Tu as déjà une belle carrière : des courts-métrages sur YouTube, ton podcast, une BD, tu as écrit avec Sébastien Vaniček sur Vermines. Le cinéma était ton point d’orgue ou bien y a-t-il encore quelque chose derrière ?

Quand j’ai commencé, c’était l’objectif. Pas le point final parce que le cinéma en lui-même n’en est pas un. Quand tu regardes les filmographies des metteurs en scène, ça passe par plein de choses. C’était donc le but au début, parce que quand j’ai commencé sur internet ça n’existait pas de faire des vidéos en ligne. C’est arrivé en même temps que moi, comme quelque chose de logique de l’ordre de « Là on peut être vu, donc j’y vais ». C’est une porte qu’on a prise et qui s’est refermée sur nous.
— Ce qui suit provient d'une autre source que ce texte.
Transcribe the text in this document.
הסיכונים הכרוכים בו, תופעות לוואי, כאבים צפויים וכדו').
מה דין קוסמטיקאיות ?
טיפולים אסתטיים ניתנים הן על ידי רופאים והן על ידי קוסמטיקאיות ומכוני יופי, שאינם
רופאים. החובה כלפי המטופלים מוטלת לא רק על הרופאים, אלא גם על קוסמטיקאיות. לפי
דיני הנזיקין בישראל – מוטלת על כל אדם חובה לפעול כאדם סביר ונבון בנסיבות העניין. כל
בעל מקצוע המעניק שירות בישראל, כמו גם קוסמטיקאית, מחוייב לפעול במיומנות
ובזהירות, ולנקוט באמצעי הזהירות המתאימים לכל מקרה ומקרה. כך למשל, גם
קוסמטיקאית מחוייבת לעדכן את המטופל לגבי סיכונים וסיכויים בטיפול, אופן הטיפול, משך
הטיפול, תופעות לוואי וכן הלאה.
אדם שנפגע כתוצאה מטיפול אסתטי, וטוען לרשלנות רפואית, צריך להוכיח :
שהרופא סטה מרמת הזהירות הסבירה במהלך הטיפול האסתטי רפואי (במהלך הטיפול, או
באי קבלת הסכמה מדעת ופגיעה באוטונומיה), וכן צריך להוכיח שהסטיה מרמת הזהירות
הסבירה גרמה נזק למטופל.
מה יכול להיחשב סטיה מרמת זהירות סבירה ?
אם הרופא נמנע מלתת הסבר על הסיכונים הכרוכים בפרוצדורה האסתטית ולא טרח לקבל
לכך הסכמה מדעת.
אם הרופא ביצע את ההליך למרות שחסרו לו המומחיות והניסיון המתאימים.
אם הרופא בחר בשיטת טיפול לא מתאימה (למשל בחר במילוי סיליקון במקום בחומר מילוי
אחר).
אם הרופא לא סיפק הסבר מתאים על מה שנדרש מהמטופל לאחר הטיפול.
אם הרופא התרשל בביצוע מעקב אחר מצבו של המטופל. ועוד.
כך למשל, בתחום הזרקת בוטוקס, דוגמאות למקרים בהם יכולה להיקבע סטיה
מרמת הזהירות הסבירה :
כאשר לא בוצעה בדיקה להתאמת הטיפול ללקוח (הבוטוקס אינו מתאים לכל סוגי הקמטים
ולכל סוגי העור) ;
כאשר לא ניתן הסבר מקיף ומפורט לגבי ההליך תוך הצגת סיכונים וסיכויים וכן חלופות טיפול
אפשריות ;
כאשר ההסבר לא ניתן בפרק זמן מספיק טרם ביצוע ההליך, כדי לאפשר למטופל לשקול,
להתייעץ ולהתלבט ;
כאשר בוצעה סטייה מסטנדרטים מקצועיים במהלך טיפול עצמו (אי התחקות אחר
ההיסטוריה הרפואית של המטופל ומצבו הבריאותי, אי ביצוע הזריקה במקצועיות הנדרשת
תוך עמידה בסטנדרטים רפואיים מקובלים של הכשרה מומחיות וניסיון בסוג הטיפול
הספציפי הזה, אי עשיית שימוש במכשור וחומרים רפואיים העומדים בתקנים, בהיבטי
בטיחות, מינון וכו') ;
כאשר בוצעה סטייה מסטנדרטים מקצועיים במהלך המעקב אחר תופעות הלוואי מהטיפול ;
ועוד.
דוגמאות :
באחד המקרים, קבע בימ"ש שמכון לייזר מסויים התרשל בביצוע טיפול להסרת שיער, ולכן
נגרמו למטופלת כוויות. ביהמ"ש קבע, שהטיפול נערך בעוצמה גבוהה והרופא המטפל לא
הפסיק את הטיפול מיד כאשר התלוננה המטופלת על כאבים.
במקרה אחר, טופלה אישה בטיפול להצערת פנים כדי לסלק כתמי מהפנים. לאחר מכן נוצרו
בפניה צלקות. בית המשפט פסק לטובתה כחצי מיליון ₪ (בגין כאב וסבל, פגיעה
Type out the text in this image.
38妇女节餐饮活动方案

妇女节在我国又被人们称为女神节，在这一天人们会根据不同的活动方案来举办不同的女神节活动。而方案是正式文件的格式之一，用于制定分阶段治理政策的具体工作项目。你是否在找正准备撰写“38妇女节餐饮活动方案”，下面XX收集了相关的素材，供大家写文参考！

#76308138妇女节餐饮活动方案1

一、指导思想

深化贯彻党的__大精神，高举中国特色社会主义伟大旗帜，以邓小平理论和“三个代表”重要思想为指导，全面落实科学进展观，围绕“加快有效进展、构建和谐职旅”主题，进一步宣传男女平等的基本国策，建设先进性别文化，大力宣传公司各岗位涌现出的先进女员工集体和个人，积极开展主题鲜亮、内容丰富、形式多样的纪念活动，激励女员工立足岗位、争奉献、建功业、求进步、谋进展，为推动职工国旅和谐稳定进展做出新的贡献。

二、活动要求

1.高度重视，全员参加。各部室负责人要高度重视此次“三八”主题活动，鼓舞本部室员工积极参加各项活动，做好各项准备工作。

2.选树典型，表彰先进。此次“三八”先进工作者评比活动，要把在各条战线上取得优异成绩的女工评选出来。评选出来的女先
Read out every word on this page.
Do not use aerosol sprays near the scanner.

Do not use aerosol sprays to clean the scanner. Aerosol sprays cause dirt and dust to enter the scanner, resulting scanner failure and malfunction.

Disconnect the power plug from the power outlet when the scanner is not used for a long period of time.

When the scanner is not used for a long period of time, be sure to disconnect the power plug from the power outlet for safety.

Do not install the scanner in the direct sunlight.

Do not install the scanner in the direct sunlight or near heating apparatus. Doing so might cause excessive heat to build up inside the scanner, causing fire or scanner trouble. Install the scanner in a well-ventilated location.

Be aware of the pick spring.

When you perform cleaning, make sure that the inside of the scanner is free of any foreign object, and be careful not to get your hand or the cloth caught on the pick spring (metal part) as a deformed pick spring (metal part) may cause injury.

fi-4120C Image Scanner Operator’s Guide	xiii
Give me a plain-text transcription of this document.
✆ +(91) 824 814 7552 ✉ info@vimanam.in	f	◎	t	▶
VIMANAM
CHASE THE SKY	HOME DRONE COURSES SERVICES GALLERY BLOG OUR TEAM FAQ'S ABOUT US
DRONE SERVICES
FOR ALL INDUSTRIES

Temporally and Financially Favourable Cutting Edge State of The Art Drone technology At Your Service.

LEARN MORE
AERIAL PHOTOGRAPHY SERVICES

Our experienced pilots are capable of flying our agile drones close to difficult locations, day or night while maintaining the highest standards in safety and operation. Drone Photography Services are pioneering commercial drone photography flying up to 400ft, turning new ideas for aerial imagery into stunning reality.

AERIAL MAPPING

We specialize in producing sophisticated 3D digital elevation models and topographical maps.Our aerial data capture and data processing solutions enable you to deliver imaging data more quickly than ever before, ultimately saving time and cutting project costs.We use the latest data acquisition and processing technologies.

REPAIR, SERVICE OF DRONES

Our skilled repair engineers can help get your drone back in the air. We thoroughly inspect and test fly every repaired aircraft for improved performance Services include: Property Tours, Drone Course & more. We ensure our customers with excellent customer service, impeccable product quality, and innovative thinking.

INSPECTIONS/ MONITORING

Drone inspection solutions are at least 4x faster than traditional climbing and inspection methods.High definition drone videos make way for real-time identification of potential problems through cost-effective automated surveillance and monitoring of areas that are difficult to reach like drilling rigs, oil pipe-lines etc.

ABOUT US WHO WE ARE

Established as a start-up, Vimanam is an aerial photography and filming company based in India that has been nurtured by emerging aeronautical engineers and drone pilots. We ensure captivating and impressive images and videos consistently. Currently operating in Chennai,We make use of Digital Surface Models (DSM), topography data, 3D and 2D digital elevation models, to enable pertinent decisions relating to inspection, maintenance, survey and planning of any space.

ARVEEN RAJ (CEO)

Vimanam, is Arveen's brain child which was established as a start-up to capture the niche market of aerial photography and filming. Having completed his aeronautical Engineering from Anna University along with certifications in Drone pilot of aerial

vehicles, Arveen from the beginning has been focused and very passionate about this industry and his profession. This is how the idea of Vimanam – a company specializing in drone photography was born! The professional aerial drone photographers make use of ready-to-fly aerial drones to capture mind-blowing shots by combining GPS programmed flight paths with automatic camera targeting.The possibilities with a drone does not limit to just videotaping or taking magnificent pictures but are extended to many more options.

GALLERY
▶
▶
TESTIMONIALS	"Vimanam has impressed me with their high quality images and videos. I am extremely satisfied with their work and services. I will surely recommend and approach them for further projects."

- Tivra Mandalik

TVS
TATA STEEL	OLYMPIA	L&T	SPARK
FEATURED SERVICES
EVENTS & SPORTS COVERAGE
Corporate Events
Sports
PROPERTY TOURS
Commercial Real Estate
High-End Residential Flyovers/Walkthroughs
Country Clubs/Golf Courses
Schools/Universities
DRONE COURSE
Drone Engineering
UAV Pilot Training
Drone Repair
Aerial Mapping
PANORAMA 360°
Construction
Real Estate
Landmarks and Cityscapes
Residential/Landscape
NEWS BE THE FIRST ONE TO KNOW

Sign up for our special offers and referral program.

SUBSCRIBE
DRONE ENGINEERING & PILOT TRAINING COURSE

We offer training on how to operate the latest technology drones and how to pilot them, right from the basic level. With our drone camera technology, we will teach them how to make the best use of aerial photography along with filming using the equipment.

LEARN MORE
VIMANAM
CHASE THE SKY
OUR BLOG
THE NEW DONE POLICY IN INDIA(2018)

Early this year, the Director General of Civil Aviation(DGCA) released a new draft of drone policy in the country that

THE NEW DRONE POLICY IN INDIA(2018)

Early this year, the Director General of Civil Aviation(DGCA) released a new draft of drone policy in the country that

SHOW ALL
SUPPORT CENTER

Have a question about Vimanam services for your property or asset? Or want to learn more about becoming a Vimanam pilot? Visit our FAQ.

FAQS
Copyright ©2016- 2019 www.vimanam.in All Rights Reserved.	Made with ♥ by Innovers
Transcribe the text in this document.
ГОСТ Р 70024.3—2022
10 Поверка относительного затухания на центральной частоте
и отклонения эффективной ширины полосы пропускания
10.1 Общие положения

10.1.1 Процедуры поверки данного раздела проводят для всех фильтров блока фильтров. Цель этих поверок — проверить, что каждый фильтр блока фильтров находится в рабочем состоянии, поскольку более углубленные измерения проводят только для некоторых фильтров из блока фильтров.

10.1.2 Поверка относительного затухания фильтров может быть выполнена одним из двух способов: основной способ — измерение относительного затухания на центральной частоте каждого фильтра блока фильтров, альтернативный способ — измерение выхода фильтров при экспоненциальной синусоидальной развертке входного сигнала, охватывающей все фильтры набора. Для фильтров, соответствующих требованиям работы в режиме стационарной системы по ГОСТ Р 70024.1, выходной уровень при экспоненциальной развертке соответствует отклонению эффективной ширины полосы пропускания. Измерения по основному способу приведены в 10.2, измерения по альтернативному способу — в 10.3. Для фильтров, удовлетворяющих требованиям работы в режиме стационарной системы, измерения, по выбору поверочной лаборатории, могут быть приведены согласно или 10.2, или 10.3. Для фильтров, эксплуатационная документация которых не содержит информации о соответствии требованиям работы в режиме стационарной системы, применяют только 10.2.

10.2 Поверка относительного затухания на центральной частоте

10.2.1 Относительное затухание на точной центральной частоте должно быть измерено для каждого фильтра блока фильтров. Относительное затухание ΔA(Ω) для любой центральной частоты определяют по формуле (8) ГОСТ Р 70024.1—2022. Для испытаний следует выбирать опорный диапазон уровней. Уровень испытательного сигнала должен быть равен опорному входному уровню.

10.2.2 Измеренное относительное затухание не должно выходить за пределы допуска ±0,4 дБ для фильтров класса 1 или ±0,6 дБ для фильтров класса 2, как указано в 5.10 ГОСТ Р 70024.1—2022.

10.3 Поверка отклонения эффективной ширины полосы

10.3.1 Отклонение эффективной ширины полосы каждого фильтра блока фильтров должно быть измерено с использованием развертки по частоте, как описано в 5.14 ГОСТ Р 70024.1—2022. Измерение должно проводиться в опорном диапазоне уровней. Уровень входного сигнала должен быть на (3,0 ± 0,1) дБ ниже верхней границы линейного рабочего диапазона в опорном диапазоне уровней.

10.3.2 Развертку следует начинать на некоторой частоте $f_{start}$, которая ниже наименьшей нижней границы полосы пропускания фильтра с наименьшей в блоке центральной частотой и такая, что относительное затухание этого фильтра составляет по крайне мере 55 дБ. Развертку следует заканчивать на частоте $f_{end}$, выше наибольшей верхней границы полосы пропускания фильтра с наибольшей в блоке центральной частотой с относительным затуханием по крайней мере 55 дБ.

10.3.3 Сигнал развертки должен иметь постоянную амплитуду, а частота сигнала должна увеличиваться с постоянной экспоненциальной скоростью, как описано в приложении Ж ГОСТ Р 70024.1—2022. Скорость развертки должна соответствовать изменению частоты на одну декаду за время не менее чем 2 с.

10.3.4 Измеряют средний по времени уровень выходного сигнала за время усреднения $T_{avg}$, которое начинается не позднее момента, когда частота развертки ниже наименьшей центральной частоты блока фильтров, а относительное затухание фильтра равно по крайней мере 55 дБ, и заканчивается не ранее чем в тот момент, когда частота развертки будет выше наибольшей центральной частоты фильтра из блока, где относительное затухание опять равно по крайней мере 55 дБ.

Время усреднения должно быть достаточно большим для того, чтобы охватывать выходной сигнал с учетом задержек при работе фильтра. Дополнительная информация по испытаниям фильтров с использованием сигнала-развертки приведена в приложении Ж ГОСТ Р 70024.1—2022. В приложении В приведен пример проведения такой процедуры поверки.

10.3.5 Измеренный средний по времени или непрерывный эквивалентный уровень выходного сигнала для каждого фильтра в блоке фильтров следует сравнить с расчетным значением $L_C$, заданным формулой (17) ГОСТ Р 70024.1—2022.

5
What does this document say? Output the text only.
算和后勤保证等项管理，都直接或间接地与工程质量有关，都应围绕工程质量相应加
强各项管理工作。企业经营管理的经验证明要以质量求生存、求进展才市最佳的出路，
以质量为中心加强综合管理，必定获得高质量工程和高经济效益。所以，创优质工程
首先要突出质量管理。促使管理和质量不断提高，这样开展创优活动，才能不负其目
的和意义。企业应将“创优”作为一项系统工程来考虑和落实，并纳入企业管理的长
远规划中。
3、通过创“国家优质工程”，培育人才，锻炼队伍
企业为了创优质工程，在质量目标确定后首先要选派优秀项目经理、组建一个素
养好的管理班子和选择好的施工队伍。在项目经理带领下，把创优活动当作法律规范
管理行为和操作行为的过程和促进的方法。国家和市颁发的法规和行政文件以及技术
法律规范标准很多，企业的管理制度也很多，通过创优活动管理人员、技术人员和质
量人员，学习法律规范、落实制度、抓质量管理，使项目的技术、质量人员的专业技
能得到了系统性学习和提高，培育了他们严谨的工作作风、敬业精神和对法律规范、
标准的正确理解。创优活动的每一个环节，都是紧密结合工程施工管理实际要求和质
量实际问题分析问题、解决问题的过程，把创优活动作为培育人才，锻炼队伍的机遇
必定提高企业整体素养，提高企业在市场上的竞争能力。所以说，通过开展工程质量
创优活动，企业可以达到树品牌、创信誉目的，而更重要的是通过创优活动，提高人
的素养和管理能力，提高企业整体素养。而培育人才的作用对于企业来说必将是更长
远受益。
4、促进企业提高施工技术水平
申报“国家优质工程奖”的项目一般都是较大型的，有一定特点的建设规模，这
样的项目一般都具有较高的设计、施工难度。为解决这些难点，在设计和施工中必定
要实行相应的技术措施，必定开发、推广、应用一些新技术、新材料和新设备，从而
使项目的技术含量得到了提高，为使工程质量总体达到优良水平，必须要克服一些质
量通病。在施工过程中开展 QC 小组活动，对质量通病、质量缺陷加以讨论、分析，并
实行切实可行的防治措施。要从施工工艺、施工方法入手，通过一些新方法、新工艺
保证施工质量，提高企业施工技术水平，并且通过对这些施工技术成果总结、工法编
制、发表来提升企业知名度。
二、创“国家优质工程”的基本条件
J’ai grandi en regardant des films, même pas de séries. Donc pour moi l’objectif, c’était le cinéma. Maintenant que j’en fais, je fais des choses tellement différentes : écrire en tant que gagman sur un blockbuster comme Jack Mimoun (Malik Bentalha et Ludovic Colbeau-Justin, 2022). Co-écrire à 50/50 un film d’horreur avec Vaniček. Là on est sur le prochain Evil Dead, ce qu’est encore autre chose, un film américain ! Et en même temps moi je fais une comédie sur les ronds-points en France, donc j’ai l’impression que je m’ennuierai jamais de ce métier.

Que t’a appris ce long-métrage ?

En tant que metteur en scène, je me suis senti à ma place sur un plateau de cinéma. Et j’en doutais, parce que ça fait longtemps que je n’avais pas réalisé. J’étais surtout auteur. Et là, d’être avec une équipe, dans la collaboration constante avec tous les métiers de la création, j’ai rarement été aussi heureux dans ma vie. Je me suis senti à place et ça n’arrive pas souvent.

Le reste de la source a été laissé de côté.